We need ambitious leaders, but that was the wrong project – and cost us more than two years at a time when other devolved areas were racing away with the rewards.

The other huge lesson was that politics has no rules. All four council leaders signed up to devolution three times. Then two walked away – with no consequences or repercussions. Try doing that with a mortgage, merger or a marriage.

But all that is in the past, barring a huge upset at a final meeting later this month and a public consultation. It is a time to heal old wounds, rebuild reputations and look to the future.

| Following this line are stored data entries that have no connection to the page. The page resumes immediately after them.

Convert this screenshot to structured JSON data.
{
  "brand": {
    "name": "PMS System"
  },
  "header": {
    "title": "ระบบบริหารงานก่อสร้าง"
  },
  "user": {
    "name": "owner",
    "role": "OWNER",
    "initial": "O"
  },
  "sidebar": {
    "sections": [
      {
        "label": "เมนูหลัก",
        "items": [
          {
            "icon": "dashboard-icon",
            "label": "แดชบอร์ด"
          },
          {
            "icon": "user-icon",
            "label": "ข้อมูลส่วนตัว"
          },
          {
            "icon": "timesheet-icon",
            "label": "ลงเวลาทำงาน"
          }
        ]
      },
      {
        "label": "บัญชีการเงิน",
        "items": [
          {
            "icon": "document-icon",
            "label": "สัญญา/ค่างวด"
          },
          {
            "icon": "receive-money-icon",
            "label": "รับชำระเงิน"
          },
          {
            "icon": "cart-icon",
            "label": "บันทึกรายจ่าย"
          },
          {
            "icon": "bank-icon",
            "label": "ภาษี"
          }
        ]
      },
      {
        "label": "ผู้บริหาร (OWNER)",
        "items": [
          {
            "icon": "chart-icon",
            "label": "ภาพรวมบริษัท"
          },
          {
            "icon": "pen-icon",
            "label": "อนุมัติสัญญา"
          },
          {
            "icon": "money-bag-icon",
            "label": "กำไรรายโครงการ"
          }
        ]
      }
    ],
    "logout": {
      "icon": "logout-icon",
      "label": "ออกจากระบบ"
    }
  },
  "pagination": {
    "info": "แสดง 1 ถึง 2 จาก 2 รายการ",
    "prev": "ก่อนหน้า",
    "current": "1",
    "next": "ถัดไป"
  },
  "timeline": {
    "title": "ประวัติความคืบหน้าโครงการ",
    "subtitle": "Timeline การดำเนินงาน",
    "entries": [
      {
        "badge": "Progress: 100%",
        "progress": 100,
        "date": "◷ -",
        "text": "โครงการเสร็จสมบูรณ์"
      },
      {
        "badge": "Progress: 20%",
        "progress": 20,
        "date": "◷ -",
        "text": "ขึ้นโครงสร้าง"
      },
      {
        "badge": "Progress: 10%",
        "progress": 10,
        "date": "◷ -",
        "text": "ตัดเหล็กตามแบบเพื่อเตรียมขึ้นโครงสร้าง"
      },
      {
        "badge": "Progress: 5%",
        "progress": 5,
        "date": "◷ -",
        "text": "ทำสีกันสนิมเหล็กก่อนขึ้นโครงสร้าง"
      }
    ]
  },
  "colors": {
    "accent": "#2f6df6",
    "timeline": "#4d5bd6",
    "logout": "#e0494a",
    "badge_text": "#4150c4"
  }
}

Here is what should happen: Dan Jarvis should stop being a part-time mayor – the deal means he can now draw a salary. He should resign as Barnsley MP and be a full-time figurehead to rival Andy Burnham, the high-profile face of Manchester. And he should work with all sectors, especially business, to make the most of the deal.

The Star Business Editor David Walsh.

A full power mayor will also give weight to an ambitious economic plan being sent to government with a request for £1bn funding.

And it puts the region in pole position for further devolution of government powers from Westminster and, potentially, from Brussels.

Amid the grim economic predictions of Brexit, which some argue is already costing jobs in our region, and after 10 years of deep public sector funding cuts, devolution has taken on even greater importance.

Our residents, businesses, universities – everyone – is hoping our leaders now commit to not cocking this up.